The change was in the average pass length, which limits what Wallace does best. The offense was dominating on third down early in the season, and a big part of that was their success in the short-passing game.
Wallace started the season with a touchdown catch in four of the first five games. Though he did not put up the big yardage numbers he started with in 2011, he was still playing adequately.
It was a prime time game in Cincinnati in Week 7 when many football fans were able to see Wallace struggle with several bad drops (at least three), and even some of his catches were uncomfortable. This was a sign of things to come.

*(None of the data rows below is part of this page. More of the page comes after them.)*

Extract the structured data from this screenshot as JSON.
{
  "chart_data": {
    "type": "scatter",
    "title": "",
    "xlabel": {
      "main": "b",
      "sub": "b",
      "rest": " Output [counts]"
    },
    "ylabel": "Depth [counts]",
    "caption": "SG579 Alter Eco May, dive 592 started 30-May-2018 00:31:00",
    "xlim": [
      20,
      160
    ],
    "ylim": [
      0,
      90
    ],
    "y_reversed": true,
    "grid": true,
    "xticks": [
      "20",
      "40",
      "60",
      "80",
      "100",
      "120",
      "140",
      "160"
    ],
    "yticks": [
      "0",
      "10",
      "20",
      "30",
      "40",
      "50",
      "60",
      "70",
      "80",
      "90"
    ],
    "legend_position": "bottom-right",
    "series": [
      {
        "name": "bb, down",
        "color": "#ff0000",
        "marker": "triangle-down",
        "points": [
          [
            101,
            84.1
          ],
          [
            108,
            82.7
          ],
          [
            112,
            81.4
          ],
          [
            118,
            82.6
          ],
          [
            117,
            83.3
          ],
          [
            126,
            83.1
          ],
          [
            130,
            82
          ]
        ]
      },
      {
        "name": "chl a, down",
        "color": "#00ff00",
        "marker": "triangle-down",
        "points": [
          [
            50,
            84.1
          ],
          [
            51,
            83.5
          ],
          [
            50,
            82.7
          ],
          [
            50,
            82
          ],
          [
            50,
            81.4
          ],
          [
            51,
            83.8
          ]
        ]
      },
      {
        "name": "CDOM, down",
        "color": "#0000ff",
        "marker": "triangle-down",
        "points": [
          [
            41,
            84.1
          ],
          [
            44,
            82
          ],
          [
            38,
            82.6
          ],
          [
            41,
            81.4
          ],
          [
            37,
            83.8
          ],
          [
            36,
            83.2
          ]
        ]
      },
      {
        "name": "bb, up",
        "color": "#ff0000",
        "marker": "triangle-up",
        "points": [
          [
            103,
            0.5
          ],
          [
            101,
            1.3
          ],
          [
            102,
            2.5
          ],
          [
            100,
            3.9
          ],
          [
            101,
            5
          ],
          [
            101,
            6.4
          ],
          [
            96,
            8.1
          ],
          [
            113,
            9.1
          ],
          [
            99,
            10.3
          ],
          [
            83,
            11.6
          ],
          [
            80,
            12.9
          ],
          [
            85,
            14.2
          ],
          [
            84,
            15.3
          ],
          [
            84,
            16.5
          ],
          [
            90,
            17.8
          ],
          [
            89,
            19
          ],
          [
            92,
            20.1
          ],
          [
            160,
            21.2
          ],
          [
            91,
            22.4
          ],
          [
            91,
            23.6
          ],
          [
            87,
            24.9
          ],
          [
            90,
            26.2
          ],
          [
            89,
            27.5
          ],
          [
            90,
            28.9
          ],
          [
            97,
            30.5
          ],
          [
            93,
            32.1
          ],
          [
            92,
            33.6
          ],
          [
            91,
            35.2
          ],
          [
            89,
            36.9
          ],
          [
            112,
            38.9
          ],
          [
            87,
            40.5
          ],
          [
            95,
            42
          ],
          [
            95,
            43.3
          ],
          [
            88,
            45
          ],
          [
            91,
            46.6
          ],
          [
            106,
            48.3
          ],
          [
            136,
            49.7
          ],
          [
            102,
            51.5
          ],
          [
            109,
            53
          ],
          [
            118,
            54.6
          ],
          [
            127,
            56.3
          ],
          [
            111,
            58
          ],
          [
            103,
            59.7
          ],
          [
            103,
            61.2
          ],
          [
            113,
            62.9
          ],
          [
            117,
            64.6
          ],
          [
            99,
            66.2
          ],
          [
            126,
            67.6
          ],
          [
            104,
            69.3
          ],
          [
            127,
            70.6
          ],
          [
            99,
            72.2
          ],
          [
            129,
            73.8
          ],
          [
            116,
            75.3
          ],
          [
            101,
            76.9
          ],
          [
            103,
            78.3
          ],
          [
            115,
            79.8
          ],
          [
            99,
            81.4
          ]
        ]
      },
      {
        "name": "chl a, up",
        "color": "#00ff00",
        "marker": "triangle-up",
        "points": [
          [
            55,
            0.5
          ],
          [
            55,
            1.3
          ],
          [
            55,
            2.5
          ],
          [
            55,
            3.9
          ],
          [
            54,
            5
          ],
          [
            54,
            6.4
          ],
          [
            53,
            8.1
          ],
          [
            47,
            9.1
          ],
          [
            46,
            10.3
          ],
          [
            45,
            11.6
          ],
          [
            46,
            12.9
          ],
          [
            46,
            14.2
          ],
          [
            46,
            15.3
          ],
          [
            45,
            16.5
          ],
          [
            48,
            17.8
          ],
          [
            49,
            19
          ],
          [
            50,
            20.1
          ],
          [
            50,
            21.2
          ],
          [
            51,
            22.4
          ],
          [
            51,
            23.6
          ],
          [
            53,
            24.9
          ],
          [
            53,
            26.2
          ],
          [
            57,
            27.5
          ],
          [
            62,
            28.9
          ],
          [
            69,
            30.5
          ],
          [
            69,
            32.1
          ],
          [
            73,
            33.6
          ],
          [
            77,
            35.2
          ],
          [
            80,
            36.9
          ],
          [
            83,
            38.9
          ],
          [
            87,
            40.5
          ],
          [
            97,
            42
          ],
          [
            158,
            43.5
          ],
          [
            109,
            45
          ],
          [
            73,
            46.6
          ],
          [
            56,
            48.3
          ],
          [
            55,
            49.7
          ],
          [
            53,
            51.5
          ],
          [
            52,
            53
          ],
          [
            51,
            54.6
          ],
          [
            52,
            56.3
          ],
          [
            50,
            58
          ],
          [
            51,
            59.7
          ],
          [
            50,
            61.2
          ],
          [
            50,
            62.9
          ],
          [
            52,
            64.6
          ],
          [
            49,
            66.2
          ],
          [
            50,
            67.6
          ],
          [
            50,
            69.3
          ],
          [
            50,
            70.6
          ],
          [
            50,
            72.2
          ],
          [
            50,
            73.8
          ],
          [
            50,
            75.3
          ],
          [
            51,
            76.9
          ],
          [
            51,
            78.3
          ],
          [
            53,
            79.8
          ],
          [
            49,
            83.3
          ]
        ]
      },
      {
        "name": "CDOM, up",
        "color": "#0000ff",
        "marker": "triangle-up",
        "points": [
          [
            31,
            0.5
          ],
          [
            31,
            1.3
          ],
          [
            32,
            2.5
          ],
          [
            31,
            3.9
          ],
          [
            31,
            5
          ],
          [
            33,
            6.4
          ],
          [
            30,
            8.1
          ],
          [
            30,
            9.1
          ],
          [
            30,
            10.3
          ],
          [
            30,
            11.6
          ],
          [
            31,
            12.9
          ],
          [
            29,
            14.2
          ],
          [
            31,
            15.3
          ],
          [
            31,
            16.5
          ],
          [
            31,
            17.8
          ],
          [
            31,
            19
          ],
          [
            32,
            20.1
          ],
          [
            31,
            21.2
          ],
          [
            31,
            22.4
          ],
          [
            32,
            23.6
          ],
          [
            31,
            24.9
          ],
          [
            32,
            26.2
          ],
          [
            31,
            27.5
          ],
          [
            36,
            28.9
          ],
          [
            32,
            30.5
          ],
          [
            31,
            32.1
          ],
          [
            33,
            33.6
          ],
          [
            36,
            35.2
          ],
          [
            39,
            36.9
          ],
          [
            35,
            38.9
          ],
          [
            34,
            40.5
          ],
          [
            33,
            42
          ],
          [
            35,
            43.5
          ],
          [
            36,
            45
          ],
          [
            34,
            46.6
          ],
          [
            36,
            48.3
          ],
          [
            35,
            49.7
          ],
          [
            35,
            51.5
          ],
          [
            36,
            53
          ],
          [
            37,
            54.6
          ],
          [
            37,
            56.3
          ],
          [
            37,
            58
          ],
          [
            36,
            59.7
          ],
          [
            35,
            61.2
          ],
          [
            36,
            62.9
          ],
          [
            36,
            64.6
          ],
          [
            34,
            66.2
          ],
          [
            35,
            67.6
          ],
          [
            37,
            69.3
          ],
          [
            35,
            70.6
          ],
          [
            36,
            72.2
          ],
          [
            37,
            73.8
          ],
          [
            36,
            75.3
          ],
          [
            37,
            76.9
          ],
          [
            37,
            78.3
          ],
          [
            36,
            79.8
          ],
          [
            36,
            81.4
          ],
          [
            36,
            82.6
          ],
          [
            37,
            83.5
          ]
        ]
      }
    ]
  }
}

In his last eight games, Wallace has managed to catch only 38 of his 70 targets (54.3 percent) for 383 yards. It projects to a 16-game season of 76 catches for 766 yards and eight touchdowns.
Does that sound familiar?
In his last eight regular season games of 2011, Wallace only had 29 catches for 393 yards and three scores. He finished it off with a miserable playoff performance in Denver, catching three of 10 targets for just 26 yards, and dropping a 52-yard gain in the second quarter.
Wallace’s recent level of play is definitely not worth over $10M per season to the Steelers, or to any NFL offense.
He’s got much more information and statistics in the rest of his article.
When the legendary head coach Chuck Noll was running the Steelers from 1969-1991, he had an interesting way of telling a player that his time with the team was over.
“[Player’s name] should get on with his life’s work,” Noll would say.
The writing is on the wall, and they’re both likely done with the Steelers organization.
Wallace and Mendenhall should both get on with their life’s work.